I made this joke about turning 40 and thus being in the decline, a few minutes later I had the suspicion it was true. A weird heavy lingering. Many times I’ve thought I was dying, or became afraid of dying, or was sad because I knew it was an inevitability of us all… but this felt slightly different. More just an acknowledgement that life likely won’t get easier or better in the ways I’d always imagined… not just a slope upwards, a reaching, though of course there plenty of amazing possibilities to come… but likely along side all of them will be some measure of heartache or loss, or heaviness… and maybe it’s always been that way and I was privileged to not know… or maybe I’ve always held both and just chose to see the good (while simultaneously dealing with the difficulties).  - I think about when I first was rejected from teacher training by Morris, and initially I was just devastated, but within a few days I was planning on attending UMNs master program, and then Morris invited me back.

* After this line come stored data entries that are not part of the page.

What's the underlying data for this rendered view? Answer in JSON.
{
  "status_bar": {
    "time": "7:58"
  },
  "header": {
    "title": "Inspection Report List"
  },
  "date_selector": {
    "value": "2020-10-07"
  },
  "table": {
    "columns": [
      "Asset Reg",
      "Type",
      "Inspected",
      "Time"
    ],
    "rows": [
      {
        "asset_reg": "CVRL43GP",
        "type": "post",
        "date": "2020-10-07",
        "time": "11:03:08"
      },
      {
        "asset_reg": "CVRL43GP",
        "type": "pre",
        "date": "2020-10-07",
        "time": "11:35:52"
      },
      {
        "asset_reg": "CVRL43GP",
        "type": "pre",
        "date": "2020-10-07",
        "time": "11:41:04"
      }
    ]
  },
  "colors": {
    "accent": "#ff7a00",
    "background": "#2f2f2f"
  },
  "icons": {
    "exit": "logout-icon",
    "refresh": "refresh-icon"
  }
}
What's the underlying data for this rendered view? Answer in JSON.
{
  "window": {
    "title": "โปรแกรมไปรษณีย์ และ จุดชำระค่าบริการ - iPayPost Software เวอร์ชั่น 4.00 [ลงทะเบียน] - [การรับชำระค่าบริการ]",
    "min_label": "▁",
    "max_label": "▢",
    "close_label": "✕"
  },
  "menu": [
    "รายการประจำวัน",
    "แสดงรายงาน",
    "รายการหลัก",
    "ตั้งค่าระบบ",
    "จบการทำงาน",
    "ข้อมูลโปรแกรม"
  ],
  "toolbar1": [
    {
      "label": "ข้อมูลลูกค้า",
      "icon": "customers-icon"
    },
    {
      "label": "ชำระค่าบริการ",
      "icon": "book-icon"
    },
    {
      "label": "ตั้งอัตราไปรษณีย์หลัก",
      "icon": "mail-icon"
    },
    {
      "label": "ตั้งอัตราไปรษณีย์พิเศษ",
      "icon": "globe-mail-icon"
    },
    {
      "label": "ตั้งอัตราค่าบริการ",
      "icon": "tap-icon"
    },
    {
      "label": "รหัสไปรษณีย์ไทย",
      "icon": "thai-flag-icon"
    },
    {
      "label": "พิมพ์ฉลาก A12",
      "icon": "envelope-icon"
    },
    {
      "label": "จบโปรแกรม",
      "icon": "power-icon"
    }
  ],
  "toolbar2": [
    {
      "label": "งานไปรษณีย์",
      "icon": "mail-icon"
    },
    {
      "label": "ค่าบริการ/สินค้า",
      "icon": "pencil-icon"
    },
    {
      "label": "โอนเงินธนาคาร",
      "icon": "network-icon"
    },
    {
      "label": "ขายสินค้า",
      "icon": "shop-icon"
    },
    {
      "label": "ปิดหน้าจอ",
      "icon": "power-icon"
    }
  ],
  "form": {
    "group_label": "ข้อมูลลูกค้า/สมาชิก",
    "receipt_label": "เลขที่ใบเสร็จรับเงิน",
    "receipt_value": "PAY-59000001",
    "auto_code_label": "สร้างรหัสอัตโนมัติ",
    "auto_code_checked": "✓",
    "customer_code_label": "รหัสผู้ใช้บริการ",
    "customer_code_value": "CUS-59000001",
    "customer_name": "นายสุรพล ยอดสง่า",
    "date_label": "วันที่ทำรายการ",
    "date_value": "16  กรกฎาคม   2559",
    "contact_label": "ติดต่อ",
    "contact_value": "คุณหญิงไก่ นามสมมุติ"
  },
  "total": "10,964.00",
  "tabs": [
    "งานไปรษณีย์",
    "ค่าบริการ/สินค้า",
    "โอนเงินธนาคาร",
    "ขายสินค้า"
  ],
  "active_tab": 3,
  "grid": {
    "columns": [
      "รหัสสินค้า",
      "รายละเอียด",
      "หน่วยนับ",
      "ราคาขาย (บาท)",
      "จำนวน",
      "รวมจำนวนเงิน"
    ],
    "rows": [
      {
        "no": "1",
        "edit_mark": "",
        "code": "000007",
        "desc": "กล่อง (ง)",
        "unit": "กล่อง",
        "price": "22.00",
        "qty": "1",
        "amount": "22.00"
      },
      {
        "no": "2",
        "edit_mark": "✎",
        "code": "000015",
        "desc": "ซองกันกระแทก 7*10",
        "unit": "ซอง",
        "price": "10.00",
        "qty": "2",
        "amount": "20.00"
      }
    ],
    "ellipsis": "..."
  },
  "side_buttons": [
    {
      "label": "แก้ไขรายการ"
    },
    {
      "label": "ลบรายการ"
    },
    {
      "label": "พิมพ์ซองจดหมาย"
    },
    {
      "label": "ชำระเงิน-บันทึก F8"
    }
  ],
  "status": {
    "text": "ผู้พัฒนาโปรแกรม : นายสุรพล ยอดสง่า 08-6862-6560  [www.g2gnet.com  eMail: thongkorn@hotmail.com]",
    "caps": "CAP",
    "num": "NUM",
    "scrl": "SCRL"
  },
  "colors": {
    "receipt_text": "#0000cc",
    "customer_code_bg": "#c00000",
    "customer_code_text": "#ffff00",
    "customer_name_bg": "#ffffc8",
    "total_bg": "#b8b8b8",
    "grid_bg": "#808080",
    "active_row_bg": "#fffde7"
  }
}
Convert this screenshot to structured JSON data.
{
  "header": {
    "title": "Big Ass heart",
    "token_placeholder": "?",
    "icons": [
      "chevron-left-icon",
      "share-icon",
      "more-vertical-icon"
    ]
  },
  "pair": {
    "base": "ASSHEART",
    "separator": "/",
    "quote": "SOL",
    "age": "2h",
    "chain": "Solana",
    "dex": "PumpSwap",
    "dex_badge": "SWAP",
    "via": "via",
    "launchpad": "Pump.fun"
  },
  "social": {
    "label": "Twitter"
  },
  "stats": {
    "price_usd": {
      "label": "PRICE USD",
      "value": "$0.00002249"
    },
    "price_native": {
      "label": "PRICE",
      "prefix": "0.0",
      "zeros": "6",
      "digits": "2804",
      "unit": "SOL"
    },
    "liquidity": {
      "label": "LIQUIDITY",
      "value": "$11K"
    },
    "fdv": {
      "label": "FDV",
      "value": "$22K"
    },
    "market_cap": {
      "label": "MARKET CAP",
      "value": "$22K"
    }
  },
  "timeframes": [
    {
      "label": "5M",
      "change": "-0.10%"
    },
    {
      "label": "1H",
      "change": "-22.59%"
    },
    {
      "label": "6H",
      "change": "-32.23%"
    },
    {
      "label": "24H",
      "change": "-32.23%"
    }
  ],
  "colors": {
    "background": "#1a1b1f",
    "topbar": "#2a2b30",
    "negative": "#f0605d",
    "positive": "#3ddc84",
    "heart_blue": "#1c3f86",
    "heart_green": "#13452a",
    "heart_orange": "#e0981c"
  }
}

And when I went back I tried extra hard because I knew it was something that mattered to me. And graduated, if you can call it that, in the top of the class. 

But there are a million things I am always scared of and preparing for, and weighing out, so I can’t very well say I haven’t experienced the negatives before… maybe just that the majority haven’t panned out… whereas in the next 40 (if I am blessed to live that long) I will surely start facing those consequences for real? 

I am staring to have a bald patch in the back do my head… it doesn’t bother me as much as I thought it would. I almost see it as a badge of my age.  James has a white beard for the most part… when did my uncles hair turn? When did they lose it?   I suppose my cousin lost his hair in his twenties so losing it at 40 seems like a long thing.   I asked James if he has advice, he basically said, you’re gonna wanna play with your kids on the floor, and it will hurt. Use a pillow, but also get into shape now cuz it’s harder later.  Great advice. 

I found myself over the last week or so wrestling with wanting to return to work. I really enjoy my job and it gives me a sense of purpose and a drive to do it well.  It was painful to sit around and be unproductive and not giving… E called me out a lot on my inability to just sit with myself or rest or take care of me… I feel like I do that frequently. But she is also right that I am over board on work.  I have no balance.  I have no puzzle to just sit and stare at for 7 hours, instead I am always twisted with the 500 things on my list.  It will never get done.  But I did get the puzzle done.

I feel bad for not wanting to connect with people… but I am mostly content in my life. I feel good about stuff… and just a touch “behind.”